ATTLEBORO — The largest budget surplus in a decade was registered by the city for fiscal year 2019, which ended June 30.
The state’s Department of Revenue recently certified the amount at $6,449,584, according to a communication from Mayor Paul Heroux to the city council on Tuesday.
Of that amount, $3,828,290 goes into general government coffers.
Another $1,253,522 goes into the water department enterprise account while $1,367,772 goes to the wastewater enterprise account.
The revised fiscal 2019 budget was $135.6 million.
The water and wastewater surpluses are accounted for separately because those two departments are funded by service fees rather than property taxes, which fund the general government budget.
The $6,449,584 is $239,399 greater than the second highest surplus of $6,210,185, which was recorded in FY 2017 during the Kevin Dumas administration.

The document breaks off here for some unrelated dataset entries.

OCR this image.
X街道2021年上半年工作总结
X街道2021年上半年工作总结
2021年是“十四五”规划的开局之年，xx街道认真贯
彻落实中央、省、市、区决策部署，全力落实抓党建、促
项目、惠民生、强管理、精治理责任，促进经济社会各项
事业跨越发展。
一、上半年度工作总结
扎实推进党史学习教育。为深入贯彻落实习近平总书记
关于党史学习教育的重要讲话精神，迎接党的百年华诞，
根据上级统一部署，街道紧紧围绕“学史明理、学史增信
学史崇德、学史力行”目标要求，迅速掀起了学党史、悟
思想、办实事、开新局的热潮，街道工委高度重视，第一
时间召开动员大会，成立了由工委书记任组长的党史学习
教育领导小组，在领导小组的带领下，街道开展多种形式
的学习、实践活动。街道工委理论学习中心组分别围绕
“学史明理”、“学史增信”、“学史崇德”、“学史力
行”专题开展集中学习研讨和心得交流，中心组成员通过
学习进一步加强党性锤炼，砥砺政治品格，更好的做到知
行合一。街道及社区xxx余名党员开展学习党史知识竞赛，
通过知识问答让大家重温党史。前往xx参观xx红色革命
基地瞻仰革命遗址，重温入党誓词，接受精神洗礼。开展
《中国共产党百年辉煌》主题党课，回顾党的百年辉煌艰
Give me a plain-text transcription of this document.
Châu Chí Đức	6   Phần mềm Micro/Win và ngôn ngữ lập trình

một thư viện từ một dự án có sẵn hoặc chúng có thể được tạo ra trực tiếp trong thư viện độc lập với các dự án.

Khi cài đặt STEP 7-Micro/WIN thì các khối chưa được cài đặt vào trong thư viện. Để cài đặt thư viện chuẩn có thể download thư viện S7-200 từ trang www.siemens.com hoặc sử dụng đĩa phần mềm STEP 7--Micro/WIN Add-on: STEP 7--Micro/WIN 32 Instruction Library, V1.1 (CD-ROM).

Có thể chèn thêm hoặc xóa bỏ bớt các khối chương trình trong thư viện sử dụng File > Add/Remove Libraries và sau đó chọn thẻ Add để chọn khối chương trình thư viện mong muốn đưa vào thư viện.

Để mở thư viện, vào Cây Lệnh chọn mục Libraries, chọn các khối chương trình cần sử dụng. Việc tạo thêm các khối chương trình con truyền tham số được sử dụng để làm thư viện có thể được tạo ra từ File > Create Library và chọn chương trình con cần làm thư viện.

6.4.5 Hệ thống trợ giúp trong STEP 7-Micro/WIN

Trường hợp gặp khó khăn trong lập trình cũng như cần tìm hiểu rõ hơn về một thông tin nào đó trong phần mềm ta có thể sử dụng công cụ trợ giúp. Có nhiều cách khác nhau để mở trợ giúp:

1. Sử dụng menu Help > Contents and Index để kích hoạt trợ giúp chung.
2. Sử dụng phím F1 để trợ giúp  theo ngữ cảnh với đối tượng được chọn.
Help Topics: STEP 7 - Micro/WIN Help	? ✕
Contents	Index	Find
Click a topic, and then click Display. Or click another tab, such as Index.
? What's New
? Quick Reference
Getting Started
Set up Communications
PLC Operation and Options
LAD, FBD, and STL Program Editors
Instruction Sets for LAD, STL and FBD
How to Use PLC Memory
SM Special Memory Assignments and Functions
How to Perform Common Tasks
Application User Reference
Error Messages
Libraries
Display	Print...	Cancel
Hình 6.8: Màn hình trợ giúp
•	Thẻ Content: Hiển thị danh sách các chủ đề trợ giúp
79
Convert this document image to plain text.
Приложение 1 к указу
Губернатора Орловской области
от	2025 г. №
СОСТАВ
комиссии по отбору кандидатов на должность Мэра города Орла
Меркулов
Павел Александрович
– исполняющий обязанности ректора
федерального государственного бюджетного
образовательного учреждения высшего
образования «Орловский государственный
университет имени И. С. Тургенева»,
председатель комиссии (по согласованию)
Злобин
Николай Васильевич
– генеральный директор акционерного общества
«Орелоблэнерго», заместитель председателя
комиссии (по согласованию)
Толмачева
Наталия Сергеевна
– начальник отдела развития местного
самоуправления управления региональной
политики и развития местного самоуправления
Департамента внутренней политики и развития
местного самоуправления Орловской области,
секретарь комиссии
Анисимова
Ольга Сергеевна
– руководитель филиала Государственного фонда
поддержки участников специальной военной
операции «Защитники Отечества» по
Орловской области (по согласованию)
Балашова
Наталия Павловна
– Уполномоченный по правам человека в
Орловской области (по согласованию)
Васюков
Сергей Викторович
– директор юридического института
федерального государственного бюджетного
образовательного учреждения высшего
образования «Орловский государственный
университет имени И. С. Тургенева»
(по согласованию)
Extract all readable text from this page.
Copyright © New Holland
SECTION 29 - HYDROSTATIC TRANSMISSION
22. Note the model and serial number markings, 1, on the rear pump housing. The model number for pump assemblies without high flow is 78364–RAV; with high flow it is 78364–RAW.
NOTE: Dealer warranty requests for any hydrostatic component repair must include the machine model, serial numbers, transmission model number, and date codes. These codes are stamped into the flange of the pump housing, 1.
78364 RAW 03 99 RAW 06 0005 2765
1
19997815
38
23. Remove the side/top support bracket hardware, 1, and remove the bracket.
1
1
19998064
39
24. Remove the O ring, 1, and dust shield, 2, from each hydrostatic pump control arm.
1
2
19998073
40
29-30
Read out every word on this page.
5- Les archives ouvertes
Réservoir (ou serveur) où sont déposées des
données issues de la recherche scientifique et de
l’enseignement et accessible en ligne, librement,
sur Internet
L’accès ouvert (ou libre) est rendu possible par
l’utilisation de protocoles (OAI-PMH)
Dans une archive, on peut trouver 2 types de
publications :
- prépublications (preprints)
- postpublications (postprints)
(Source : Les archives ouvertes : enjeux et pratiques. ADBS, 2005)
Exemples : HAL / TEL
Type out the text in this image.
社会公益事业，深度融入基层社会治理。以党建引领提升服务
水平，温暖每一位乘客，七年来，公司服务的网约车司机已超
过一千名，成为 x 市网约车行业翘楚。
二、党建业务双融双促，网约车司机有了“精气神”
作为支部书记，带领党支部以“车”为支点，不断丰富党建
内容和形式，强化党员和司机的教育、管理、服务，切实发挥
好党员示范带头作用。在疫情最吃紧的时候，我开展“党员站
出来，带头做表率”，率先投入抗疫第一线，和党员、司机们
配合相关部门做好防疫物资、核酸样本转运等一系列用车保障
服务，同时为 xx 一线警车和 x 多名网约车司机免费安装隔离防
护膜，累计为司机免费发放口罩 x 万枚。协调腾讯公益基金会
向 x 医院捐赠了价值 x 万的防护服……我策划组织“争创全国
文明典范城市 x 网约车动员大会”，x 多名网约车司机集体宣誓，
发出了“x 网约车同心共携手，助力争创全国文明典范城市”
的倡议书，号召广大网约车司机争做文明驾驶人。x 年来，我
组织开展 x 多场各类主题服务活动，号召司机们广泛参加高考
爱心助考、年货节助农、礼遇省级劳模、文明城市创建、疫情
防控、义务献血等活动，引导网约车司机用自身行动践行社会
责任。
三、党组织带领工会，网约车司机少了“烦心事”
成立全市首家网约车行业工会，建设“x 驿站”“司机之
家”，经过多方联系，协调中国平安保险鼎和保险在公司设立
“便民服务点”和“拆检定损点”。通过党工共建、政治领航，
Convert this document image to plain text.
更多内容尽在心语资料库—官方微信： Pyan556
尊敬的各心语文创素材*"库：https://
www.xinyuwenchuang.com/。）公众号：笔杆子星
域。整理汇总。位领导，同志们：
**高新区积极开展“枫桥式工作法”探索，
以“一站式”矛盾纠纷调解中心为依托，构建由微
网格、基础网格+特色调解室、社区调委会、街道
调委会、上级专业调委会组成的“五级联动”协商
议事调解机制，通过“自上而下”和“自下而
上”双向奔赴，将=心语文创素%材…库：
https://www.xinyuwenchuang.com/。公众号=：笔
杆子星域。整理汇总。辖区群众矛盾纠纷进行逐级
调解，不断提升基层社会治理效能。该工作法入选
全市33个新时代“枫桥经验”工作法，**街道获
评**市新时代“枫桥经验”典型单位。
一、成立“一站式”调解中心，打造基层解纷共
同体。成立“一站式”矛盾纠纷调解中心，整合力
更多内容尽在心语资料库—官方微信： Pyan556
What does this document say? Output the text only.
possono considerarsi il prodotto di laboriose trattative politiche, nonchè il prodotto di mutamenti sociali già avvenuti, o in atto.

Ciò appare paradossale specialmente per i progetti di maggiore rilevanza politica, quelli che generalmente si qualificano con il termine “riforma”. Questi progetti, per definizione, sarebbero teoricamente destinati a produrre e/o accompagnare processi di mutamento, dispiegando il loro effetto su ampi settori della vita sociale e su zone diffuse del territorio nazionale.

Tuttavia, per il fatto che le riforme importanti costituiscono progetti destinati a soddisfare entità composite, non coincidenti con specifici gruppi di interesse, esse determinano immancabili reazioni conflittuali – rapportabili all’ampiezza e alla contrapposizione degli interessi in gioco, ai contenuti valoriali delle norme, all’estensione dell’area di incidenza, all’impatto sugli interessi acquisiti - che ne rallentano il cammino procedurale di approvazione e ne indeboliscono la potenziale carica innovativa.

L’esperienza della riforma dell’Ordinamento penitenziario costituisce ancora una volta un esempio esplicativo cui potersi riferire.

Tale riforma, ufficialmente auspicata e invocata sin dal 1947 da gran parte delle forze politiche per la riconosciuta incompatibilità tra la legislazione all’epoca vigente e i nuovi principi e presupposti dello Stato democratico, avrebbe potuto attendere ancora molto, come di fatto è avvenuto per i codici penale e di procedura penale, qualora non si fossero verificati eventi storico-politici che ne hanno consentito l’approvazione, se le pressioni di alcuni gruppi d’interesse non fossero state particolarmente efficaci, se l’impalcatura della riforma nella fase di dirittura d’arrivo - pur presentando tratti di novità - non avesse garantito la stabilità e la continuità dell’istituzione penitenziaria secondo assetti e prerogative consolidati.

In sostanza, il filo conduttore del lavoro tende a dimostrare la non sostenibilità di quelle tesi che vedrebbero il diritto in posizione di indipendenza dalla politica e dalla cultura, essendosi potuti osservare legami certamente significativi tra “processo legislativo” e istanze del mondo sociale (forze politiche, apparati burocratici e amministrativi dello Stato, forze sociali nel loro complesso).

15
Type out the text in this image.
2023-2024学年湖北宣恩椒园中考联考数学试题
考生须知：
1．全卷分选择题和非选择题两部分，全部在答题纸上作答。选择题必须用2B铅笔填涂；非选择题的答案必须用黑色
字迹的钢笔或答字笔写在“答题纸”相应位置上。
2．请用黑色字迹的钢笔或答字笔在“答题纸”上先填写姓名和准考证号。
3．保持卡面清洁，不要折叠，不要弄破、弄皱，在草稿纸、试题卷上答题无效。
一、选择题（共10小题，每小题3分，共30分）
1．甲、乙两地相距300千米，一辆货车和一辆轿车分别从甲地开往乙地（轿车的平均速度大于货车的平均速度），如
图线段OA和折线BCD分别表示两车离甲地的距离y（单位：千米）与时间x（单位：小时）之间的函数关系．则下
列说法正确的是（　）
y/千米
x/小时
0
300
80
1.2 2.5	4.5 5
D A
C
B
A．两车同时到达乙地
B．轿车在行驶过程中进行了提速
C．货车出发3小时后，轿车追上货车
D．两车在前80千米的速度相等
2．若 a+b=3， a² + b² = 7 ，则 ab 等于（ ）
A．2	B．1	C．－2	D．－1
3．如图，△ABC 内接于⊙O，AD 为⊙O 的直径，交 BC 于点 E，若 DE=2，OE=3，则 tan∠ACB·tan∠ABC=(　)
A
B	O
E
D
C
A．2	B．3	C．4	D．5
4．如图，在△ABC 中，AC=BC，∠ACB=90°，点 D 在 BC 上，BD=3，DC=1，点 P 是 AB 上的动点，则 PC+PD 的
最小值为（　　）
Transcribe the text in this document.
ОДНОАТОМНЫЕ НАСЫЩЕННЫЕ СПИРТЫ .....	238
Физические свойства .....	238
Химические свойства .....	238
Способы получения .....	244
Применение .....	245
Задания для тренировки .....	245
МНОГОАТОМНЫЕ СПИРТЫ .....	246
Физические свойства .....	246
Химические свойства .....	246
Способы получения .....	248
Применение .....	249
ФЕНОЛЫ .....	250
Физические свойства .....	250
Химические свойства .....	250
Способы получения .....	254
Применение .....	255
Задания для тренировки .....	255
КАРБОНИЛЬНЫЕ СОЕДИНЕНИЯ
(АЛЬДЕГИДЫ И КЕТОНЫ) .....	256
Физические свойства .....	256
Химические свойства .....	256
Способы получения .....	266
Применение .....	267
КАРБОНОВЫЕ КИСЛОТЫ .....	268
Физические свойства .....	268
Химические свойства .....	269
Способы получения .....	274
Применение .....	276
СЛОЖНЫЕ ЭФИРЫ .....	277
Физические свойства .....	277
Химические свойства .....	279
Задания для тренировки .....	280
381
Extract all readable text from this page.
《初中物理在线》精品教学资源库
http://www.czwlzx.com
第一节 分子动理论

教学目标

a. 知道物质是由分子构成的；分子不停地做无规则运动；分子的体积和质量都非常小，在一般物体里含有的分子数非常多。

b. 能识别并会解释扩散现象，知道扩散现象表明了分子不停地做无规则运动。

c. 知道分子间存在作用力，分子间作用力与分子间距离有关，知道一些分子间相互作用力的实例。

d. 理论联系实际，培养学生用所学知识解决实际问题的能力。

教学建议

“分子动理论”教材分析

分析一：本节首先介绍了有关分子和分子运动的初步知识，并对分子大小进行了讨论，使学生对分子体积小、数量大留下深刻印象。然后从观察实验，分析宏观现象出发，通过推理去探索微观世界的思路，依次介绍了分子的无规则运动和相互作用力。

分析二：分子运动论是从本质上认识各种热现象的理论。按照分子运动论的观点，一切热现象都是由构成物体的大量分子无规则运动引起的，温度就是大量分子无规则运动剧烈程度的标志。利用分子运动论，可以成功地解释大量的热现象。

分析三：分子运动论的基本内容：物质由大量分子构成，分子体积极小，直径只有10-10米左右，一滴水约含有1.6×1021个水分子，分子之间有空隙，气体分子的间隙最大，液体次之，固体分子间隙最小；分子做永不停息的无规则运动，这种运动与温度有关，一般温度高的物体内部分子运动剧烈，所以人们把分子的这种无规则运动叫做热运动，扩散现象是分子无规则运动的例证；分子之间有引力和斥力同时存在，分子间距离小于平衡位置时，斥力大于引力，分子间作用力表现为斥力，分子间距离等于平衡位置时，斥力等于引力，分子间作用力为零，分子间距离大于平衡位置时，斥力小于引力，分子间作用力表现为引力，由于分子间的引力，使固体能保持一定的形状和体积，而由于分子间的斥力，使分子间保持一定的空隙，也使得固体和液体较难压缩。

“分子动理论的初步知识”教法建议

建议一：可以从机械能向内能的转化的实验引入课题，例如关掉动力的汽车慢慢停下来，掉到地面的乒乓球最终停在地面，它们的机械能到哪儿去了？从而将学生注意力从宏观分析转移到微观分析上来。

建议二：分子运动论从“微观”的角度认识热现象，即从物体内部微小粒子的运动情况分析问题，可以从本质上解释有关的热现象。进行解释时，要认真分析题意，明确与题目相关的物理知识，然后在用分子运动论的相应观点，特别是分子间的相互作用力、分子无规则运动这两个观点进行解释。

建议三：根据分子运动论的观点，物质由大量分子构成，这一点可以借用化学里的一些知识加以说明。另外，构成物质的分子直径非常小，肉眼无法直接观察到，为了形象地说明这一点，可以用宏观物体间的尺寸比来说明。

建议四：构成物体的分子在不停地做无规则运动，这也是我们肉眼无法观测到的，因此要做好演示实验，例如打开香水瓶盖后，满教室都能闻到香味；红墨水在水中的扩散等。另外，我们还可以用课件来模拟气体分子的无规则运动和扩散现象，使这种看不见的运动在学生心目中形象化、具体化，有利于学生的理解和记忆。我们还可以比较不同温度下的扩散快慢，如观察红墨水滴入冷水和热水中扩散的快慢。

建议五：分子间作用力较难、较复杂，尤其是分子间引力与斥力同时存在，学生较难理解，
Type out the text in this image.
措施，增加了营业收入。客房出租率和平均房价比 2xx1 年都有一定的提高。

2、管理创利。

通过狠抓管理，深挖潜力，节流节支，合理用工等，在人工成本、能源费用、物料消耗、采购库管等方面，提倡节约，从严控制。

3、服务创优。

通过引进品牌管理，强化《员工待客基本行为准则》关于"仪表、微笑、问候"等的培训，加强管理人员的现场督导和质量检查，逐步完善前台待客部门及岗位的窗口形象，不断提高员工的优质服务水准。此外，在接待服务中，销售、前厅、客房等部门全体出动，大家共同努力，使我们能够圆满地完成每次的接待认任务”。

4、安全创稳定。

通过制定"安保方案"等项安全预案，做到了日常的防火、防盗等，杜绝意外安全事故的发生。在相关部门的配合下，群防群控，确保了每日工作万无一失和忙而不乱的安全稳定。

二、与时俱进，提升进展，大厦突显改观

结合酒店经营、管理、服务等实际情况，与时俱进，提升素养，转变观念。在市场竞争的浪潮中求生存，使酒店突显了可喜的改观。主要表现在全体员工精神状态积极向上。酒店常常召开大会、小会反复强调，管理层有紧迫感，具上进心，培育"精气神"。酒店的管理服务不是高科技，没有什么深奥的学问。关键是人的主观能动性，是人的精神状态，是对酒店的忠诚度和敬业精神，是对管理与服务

The Sun Chronicle has since FY 2009 kept records on the surplus, which is known in government terms as “free cash.”
In FY 2018 when Mayor Paul Heroux and former mayor Kevin Dumas shared budget duties, with Heroux replacing Dumas halfway through the budget year, the surplus was $5.8 million.
Heroux wasted little time in seeking appropriations totaling $1.35 million from the general fund surplus of $3.8 million.
On Tuesday he asked the city council to deposit $500,000 into the new capital improvement reserve fund.
Heroux also requested that $300,000 be put into the city’s stabilization fund, increasing the annual deposit by $18,000 over last year.
When that appropriation is made, the stabilization account, which is kind of a savings account for unexpected expenses, will total $4,493,272.
It’s the eighth consecutive year the city has made an appropriation of at least $282,000 to that account.
In addition, the mayor asked the council to appropriate $280,000 to repair the gym floors at Hyman Fine and Hill-Roberts elementary schools and $180,000 to fix the parking lots.
Heroux requested $75,000 to resurface the front parking lot at Finberg Field as part of the hazardous waste remediation project and $15,000 for the OPEB (Other Post Employment Benefits) account.